CAMP RED CLOUD, South Korea - Sounds of small arms fire pierced the brisk, heavy late evening air as defensive forces inside U.S. Army installations here braced themselves to withstand simultaneous coordinated attacks on all access control point gates throughout Warrior Country - a situation that made for an intense exercise.
The exercise was conducted Feb. 22-23 at all major installations in Area I as part of a Defense Department and Department of the Army annual requirement. The realistic scenario known across the DoD and Army as a base defense anti-terrorism exercise was re-invented as a Full Spectrum Operations for the Area I training event.
Second Infantry Division Assistant Division Commander for Maneuver Brig. Gen. Charles Taylor said, at the core of the plan's concept was the idea that everything Soldiers do is an exercise in force protection.
The exercise was designed to validate and improve the U.S. Army Garrison Red Cloud force protection program and anti-terrorism plan and demonstrate the combined forces' capability to conduct a full spectrum of operations and increased force protection levels as it transitions to wartime operational plans with its 2ID partner units.
"It was very impressive," said Doug Atwater, director of the USAG Red Cloud's Directorate of Plans, Training, Mobilization and Security and the exercise coordinator, about the final event. "A coordinated enemy full assault was not in my original scenario, but it gave all the Soldiers a lot of excitement at the end of the exercise. Usually these exercises come to an anti-climactic end, but Brigadier General Taylor injected a dynamic touch by planning the final piece of the exercise to give everybody a lot of excitement and training. It was very beneficial."

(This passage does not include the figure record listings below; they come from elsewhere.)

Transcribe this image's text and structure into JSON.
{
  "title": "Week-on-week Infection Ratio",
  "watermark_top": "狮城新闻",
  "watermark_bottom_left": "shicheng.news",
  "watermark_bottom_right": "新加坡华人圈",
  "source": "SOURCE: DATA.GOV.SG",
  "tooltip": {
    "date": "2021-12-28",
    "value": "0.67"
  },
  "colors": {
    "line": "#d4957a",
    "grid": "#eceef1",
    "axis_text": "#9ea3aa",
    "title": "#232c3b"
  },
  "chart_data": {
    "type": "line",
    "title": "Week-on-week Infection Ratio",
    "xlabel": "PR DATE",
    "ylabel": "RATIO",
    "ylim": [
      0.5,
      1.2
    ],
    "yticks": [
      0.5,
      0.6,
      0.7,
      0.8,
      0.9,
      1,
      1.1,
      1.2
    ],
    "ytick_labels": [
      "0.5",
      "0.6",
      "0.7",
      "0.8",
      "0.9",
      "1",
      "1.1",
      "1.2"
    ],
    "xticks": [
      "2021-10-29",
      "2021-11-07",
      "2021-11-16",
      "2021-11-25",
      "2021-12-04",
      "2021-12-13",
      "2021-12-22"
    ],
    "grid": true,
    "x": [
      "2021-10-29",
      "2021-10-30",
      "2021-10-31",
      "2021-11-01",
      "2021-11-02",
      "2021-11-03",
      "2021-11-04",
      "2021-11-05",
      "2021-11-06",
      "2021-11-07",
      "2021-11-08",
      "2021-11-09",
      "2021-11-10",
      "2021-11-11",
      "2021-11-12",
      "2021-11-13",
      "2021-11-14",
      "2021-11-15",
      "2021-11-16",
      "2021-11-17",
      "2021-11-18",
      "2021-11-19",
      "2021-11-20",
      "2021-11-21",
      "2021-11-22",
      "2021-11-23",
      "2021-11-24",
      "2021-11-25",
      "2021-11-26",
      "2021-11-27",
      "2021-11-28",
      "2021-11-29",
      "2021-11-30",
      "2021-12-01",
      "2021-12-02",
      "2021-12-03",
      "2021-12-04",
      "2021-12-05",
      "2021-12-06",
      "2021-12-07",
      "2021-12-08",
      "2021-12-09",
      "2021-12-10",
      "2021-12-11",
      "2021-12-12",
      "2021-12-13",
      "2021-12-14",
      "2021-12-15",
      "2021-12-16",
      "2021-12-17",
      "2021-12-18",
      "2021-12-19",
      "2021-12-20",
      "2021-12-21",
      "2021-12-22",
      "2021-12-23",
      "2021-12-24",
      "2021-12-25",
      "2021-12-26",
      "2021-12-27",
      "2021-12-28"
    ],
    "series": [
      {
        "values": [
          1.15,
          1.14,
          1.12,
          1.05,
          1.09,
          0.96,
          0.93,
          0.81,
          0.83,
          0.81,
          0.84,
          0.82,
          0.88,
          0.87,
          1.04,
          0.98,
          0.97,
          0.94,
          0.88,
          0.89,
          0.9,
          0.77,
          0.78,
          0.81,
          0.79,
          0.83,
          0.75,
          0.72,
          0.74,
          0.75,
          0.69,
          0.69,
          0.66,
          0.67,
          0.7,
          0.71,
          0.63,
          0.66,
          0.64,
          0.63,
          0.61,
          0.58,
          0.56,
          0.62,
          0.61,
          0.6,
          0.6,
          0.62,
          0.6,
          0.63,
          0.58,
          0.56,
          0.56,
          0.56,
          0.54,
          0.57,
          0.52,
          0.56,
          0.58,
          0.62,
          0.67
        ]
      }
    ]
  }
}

Fully developed scenarios included a telephonic bomb threat to the school, an active shooter with mass casualties, a hostage situation, Portal Shield chemical, biological, radiological and nuclear detection and decontamination of troops and equipment, a vehicle borne improvised explosive device detonation with mass casualties, suspicious backpacks with actual and inert explosive material, attempted entries with falsified identification cards at access points on all installations, personnel reacting to media on the battlefield and even mock press conferences conducted by USAG Red Cloud and 2ID commanders.
Atwater said this exercise was the first time Warrior Country installations fully exercised Force Protection Condition Delta simultaneously across all bases thereby limiting access to U.S. identification cardholders and emergency essential Korean employees. To add to the realism, all non-essential Army and Air Force Exchange Service and Directorate of Family and Morale, Welfare and Recreation facilities and services were shut down when FPCON Delta was activated Feb. 23.
Making the scenario a full spectrum operation also permitted the garrison to exercise memorandums of agreement with Republic of Korea Army units - the 65th ROK Division and the 75th Infantry Regiment - to deploy and provide perimeter security patrols around camps Casey, Hovey, Red Cloud and Stanley.
For this year's exercise, the ROK Army's 56th Ammunition Battalion (Explosive Ordnance Detachment) was activated to respond to and disarm actual explosive material at an access point gate. The 8th Army Special Reaction Team and 8th Army EOD also participated.
"Brig. Gen. Taylor with Maj. Gen. (Michael S.) Tucker's endorsement tasked us to design and conduct an exercise that would have all these events on all of the bases through the two days," Atwater said. "Every one of the DOD and Department of the Army requirements for an ATFP exercise was conducted on all four of the main bases in Area I."
USAG Red Cloud Commander Col. Hank Dodge acknowledged the value to the units that participated. "By conducting a real full spectrum for protection exercise across all four bases simultaneously, we achieved a significant degree of training readiness for the garrison, the 304th Signal Battalion, the 2nd Infantry Division, other tenant units and our ROK Army partners," he said.
"The idea is that we exercise our battle drills and plans here today and improve on them so that we can save lives in the future," Taylor said.